Saturday, September 9, 2017

Alternate history

This came up several weeks ago, but I hadn't gotten around to posting on it.  On July 26, Elizabeth Hinton (a professor of History and African-American Studies at Harvard) reviewed three books on race and policing in the New York Times.  She said that one of the books (Chokehold, by Paul Butler), "demonstrates that when citizenship rights are extended to African-Americans, policy makers and officials at all levels of government historically used law and incarceration as proxy to exert social control in black communities.

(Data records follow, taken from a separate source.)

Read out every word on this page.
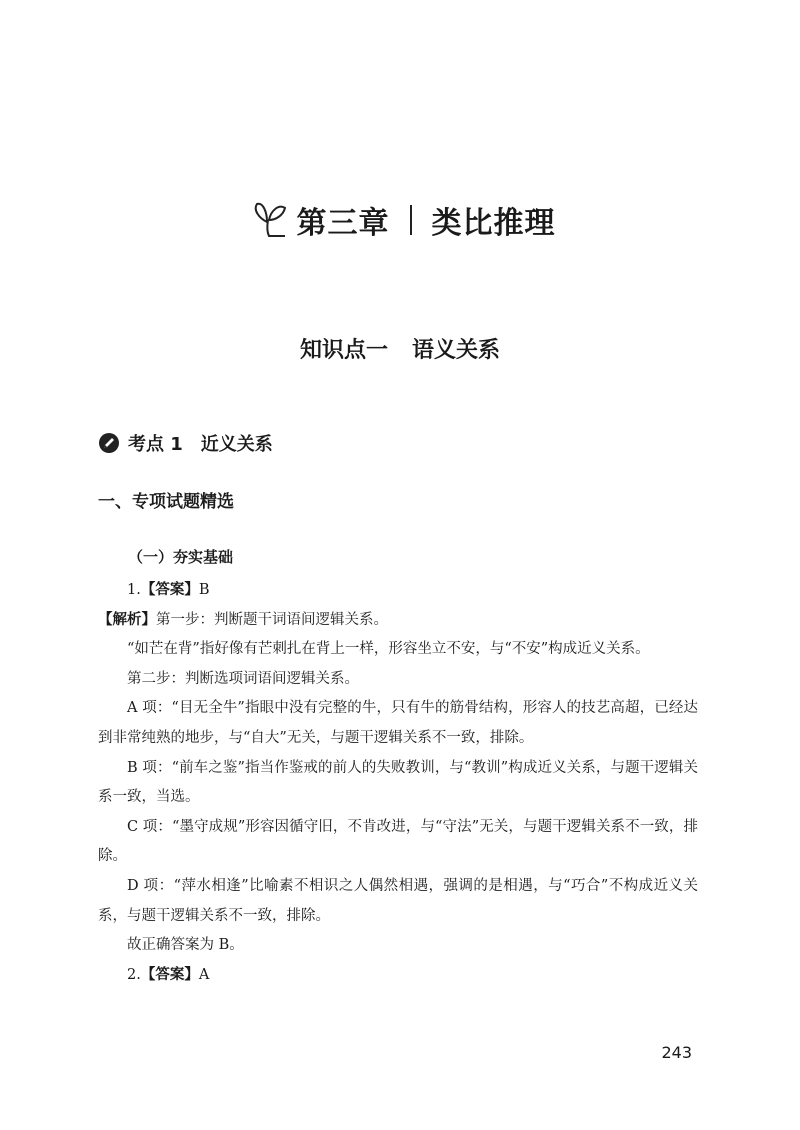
第三章 类比推理
知识点一 语义关系
考点 1 近义关系
一、专项试题精选
（一）夯实基础

1.【答案】B

【解析】第一步：判断题干词语间逻辑关系。

“如芒在背”指好像有芒刺扎在背上一样，形容坐立不安，与“不安”构成近义关系。

第二步：判断选项词语间逻辑关系。

A 项：“目无全牛”指眼中没有完整的牛，只有牛的筋骨结构，形容人的技艺高超，已经达到非常纯熟的地步，与“自大”无关，与题干逻辑关系不一致，排除。

B 项：“前车之鉴”指当作鉴戒的前人的失败教训，与“教训”构成近义关系，与题干逻辑关系一致，当选。

C 项：“墨守成规”形容因循守旧，不肯改进，与“守法”无关，与题干逻辑关系不一致，排除。

D 项：“萍水相逢”比喻素不相识之人偶然相遇，强调的是相遇，与“巧合”不构成近义关系，与题干逻辑关系不一致，排除。

故正确答案为 B。

2.【答案】A

243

Black Codes, convict leasing and Jim Crow segregation followed Emancipation; overpolicing and mass incarceration followed the civil rights movement."  This reminded me of the figures on crime and prison that I showed in a previous post.  I concentrated on crime rates there, so here is more detail about imprisonment.  First, the figure for 1929-86, which was the period covered in the data source (it kept going up after 1986):

 
The next one focuses on the period during and after the civil rights movement:


The rate of imprisonment didn't start rising until 1973, when the movement had either faded away or become mainstream (that is, not really a "movement").  During the period of peak activity of the civil rights movement, the rate of people in prison declined or stayed about the same, although crime was increasing.  In a literal sense, the rise in imprisonment did follow the civil rights movement, but the suggestion of cause and effect is not very credible.